Aunque cada 26 de julio, el milagro se replicaba puntualmente desde hacía más de un siglo en el Real Monasterio de la Encarnación, en Madrid, la Inquisición sospechaba que algo extraño ocurría y se propuso dilucidar el asunto de una vez por todas. Y eso fue lo que hizo el juez ordinario inquisidor Miguel Herrero Esquera, arzobispo de Santiago de Compostela, que ordenó el 28 de enero de 1724, la apertura de un proceso sobre la licuefacción de la sangre de san Pantaleón, cuya redoma llegó al convento madrileño de las Agustinas Recoletas, en 1616, por intermedio de la novicia, Aldonza Zúñiga, que la recibió de su padre el virrey de Nápoles, Juan de Zúñiga, quien a su vez la había sustraído del plasma contenido en la reliquia que reposa en la catedral de Ravello en Italia. Una rígida comisión (compuesta por un notario, la superiora del convento sor Agustina de Santa Teresa, Juan de Alancastre, obispo de Cuenca, el calificador de la Inquisición, Agustín de Castejón y los doctores de la corte, Fernando Montesinos y Juan Tornay) asistió durante diez años a la revalidación del fenómeno y una vez terminado el plazo, sus integrantes tuvieron que recomendar el cierre del expediente ante la incuestionable realidad del milagro que aún hoy se renueva conforme a la costumbre y congrega a miles de peregrinos procedentes de todo el mundo.
Pantaleón (nacido en la segunda mitad del siglo III, en Nicomedia, ciudad del Asia Menor), por ser hijo de Eustorgio, un opulento senador romano, recibió una esmerada educación humanística y tras concluir sus estudios de medicina –con Eufrosino, médico personal del emperador Diocleciano–, se dedicó con abnegación a curar gratuitamente a los pobres de la ciudad, lo cual le ganó el respeto y la admiración de toda la población, pero le granjeó la enemistad de sus colegas que vieron menguada su clientela.
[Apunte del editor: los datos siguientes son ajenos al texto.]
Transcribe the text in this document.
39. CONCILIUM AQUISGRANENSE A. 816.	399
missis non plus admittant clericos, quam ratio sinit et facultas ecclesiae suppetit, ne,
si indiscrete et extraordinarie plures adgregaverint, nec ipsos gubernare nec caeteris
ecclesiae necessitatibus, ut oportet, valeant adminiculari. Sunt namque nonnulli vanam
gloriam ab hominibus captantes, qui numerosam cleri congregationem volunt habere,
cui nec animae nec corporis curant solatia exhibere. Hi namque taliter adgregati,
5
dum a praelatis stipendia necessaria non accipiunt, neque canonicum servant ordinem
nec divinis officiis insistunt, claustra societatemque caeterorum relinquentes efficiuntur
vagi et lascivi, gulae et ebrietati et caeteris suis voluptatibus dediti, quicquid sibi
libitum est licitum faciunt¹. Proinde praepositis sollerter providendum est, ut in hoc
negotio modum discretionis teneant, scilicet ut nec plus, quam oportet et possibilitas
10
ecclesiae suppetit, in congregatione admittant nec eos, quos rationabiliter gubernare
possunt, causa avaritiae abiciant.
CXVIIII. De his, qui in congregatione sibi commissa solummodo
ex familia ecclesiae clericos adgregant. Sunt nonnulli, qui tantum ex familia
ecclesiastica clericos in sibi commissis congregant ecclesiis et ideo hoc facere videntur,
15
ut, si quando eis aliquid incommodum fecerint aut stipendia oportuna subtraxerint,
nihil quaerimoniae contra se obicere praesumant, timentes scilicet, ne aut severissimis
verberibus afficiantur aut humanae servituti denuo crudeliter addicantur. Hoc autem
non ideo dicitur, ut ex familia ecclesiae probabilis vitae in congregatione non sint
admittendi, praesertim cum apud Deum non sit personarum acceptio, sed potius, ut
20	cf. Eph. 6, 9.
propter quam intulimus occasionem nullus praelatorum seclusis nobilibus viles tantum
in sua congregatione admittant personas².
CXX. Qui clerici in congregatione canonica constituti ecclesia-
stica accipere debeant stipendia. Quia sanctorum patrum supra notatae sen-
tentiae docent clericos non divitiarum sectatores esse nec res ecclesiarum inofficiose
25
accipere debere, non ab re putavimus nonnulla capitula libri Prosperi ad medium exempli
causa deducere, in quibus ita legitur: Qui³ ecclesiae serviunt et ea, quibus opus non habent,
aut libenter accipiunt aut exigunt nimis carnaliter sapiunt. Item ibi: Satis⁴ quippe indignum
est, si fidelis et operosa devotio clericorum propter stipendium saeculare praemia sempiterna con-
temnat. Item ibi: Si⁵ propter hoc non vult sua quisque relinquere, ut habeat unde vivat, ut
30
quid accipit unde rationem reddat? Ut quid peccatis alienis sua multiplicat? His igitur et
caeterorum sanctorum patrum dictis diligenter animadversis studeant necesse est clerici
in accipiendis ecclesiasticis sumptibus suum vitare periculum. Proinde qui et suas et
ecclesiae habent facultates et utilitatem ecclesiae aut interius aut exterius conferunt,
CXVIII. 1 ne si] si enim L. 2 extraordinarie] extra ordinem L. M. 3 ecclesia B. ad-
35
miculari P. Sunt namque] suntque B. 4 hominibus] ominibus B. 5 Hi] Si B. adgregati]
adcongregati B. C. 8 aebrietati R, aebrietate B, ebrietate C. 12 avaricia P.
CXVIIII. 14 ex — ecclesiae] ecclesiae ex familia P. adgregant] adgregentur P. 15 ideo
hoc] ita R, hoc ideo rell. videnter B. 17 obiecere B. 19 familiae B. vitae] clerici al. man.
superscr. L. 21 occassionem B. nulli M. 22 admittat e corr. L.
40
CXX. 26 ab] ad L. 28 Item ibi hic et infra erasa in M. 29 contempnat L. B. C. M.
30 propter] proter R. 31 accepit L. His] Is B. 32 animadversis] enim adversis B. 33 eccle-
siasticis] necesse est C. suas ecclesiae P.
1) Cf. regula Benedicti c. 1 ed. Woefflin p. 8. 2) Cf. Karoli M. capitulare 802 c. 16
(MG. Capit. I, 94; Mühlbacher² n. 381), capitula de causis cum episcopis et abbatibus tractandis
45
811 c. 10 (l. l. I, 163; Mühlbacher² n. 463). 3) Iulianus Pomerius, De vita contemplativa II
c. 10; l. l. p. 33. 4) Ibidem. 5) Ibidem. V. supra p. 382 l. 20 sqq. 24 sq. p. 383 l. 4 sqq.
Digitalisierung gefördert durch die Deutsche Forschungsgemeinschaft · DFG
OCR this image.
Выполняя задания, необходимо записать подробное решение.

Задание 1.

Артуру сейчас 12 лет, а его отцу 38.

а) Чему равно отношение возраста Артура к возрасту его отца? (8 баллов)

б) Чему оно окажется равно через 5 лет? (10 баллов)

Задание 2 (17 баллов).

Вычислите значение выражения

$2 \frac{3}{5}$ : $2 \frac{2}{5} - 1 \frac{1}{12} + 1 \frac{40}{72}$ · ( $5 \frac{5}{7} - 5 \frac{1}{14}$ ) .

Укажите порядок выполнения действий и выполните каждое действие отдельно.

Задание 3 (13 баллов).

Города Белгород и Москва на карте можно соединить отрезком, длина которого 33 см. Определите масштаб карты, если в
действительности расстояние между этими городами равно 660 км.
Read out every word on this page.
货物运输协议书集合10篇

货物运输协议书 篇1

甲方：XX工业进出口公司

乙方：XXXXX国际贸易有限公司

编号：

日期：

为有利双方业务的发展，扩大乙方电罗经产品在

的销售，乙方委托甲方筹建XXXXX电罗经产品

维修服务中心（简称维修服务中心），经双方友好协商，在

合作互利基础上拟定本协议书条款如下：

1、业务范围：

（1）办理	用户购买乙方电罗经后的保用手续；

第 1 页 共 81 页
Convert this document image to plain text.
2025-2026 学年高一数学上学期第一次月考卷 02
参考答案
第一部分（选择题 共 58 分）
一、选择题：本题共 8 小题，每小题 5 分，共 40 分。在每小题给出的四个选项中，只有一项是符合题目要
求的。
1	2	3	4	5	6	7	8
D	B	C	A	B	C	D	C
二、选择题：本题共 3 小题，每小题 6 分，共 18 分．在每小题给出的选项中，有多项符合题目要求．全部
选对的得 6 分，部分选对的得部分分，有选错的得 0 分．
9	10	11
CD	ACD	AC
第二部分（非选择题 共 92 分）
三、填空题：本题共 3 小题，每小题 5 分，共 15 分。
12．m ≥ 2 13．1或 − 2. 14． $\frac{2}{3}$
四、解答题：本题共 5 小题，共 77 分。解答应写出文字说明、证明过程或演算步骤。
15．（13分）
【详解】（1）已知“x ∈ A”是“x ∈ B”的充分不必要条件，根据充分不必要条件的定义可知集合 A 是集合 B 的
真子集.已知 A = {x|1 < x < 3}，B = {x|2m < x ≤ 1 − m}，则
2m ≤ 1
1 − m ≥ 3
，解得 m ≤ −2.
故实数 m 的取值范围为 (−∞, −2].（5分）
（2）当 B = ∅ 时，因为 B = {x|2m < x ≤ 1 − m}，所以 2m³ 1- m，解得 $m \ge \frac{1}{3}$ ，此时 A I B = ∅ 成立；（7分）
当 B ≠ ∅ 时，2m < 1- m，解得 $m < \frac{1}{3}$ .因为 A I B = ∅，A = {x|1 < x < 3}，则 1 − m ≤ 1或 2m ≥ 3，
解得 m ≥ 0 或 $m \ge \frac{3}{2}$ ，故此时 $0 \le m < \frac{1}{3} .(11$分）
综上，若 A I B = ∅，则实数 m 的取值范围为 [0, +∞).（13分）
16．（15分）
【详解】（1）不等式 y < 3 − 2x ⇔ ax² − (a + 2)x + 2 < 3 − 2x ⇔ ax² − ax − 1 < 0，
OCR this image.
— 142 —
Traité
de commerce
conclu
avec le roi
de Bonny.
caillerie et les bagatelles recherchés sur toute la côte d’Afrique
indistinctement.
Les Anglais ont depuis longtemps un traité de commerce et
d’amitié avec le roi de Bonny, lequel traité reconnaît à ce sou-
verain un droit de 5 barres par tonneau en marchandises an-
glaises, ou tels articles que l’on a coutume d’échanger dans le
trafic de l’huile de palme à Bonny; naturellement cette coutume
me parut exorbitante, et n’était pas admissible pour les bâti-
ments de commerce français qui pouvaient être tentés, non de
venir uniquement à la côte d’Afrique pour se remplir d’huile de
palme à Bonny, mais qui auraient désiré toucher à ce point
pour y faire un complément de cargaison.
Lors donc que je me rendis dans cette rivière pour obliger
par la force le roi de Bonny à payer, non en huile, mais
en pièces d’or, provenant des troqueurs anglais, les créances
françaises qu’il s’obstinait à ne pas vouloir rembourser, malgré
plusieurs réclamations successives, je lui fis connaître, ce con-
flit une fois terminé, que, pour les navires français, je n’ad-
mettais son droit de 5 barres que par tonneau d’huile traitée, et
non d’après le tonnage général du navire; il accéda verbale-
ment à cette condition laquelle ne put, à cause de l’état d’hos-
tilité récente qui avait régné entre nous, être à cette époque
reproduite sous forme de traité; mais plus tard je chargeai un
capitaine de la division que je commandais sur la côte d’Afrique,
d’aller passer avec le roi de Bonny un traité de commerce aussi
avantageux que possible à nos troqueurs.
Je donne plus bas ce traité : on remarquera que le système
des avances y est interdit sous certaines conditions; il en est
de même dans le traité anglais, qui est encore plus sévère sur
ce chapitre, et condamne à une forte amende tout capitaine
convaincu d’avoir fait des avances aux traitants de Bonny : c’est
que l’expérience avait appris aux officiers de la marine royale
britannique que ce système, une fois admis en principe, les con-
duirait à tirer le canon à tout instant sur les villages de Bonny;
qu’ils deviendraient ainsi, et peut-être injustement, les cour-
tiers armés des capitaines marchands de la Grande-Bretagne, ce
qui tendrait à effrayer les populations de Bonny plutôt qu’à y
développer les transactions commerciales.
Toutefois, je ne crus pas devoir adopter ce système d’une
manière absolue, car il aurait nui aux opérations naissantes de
No obstante su altruismo, Pantaleón mantenía un tren de vida consecuente con su calidad de noble, hasta que conoció al sacerdote Hermolao, quien lo impresionó por su santidad y luego de bautizarlo le dijo que si bien es cierto era excelente curando las enfermedades del cuerpo, Dios quería que se dedicara a curar los males del alma, a lo cual se entregó sin ambages desde ese momento. Su fervor y permanente oración pronto comenzaron a obrar milagros a granel y por mediación de sus enconados colegas –que estaban a punto de arruinarse–, el chisme le llegó al emperador Galerio Maximiano, del que Pantaleón era su médico personal.
Tras regarse la noticia de que le había devuelto la vista a un amigo de su padre –quien quedó convencido y se bautizó–, fue llevado a la presencia de Galerio y delante de él repitió la dosis, al curar a un paralítico; entonces el emperador trató de convencerlo para que apostatara de su fe, pero Pantaleón se mantuvo firme, por lo que el emperador lo mandó a torturar: luego de flagelarlo, le pusieron hierros candentes sobre sus carnes y su piel permaneció intacta; lo echaron a rodar atado a una rueda dentada que no le hizo mella; lo sumergieron en un caldero de plomo hirviendo y salió indemne; con una piedra al cuello fue arrojado al mar y flotó; las fieras a las que fue lanzado en el anfiteatro, en vez de atacarlo lamieron sus manos y cuando Pantaleón las bendijo, se retiraron. Por fin el 27 de julio del año 304 pudieron decapitarlo junto al tronco podrido de un olivo, la sangre regó su raíz e inmediatamente el árbol reverdeció y unos cristianos piadosos pudieron recoger una parte del precioso plasma, el mismo que empieza a licuarse el 26 de julio, permanece en estado líquido todo el día siguiente, fecha en la que se conmemora su ejecución y en el transcurso de la noche, vuelve a convertirse en un polvo color marrón. Por eso hoy, 27 de julio, día de su festividad, pidámosle a san Pantaleón que aunque nos sometan a duras pruebas, permanezcamos fieles al amor de Nuestro Señor Jesucristo.